Wieso entstehen keine Beteiligungs- und Konsultationsformate, keine Experimentierräume in denen die Zivilgesellschaft aktiv und institutionalisiert eingebunden wird? Durch eine Einbindung in den Entwicklungsprozess hätte sicher so manche Bauchlandung der Vergangenheit vermieden und Steuergelder gespart werden können.
Eine To-do Liste für die Bundesregierung
Um eine effektive Digitalstrategie zu entwickeln, braucht es klare Leitlinien:
- Beteiligung: Bürger:innen müssen mitgenommen werden. Hilfreich wären bspw. das Einholen von regelmäßigem Feedback in der Bevölkerung und die Förderung von agilen Projekten mit offenem Ausgang.
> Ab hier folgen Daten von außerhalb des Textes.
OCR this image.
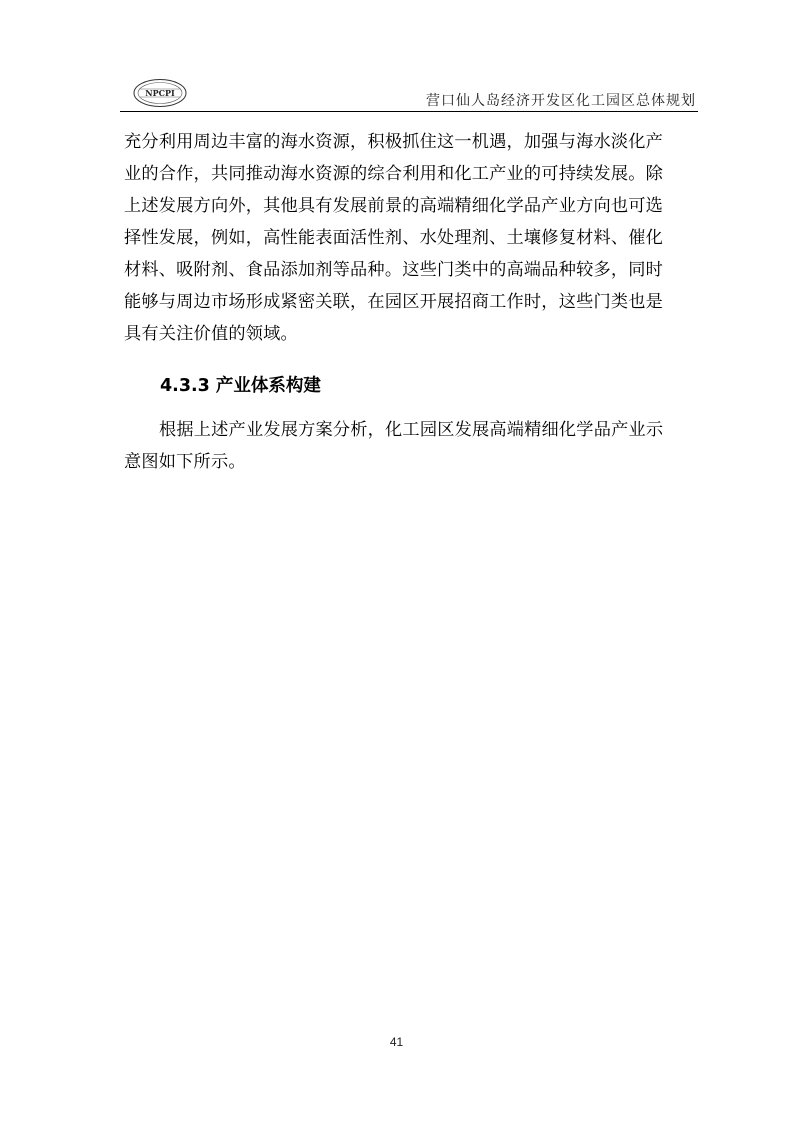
NPCPI	营口仙人岛经济开发区化工园区总体规划
充分利用周边丰富的海水资源，积极抓住这一机遇，加强与海水淡化产
业的合作，共同推动海水资源的综合利用和化工产业的可持续发展。除
上述发展方向外，其他具有发展前景的高端精细化学品产业方向也可选
择性发展，例如，高性能表面活性剂、水处理剂、土壤修复材料、催化
材料、吸附剂、食品添加剂等品种。这些门类中的高端品种较多，同时
能够与周边市场形成紧密关联，在园区开展招商工作时，这些门类也是
具有关注价值的领域。
4.3.3 产业体系构建
根据上述产业发展方案分析，化工园区发展高端精细化学品产业示
意图如下所示。
41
Außerdem müssen Strukturen und Rahmenbedingungen entwickelt werden, die zivilgesellschaftliche Akteure befähigen, selbst aktiv zu werden und gesellschaftliche Bedürfnisse einzubringen. Das heißt jedoch nicht, dass der Staat sich auf zivilgesellschaftlichen Initiativen ausruhen sollte, sondern vielmehr, diese Initiativen in einen staatlichen Prozess miteinzubeziehen.
- Dematerialisierung: Der Digitalcheck ist eine gute Sache, aber PDFs statt Papierformulare auszufüllen reicht nicht. Der ganze Prozess und seine Notwendigkeit muss in Frage gestellt und neu gedacht werden.
- Rebound-Begrenzung: Bisher fehlt es völlig an einem Prozess der Vorhersagbarkeit, ob eine digitale Weiterentwicklung zu einer nachhaltigen Optimierung führt oder zum Gegenteil beiträgt.
- Resilienz: Es gilt, Mechanismen zu implementieren, die konstante Erneuerung erlauben und erfordern. Denn die Umgebung ändert sich ständig, während Regelungen und Gesetze statisch zunehmend einschränkender werden.
- Mut: Wir brauchen kein Weiter-So, sondern klare Ambitionen um ein besseres Morgen zu gestalten. Wie wäre es denn mit der klaren Kommunikation: Wir machen bis 2025 das Faxgerät in Behörden überflüssig. Wäre das so undenkbar?In der digitalen Transformation steckt ein unglaubliches Potential. In diesem Entwurf der Digitalstrategie leider hauptsächlich Buzzwords und Einzelmaßnahmen. Glücklicherweise hat jeder Entwurf Möglichkeiten, Punkte zu ändern und zu verbessern. Wir hoffen, dass dieses Potential genutzt wird, damit eine ganzheitlichere finale Fassung herauskommt, die den Herausforderungen der Gegenwart gerecht wird und Deutschland zukunftsfähig aufstellt.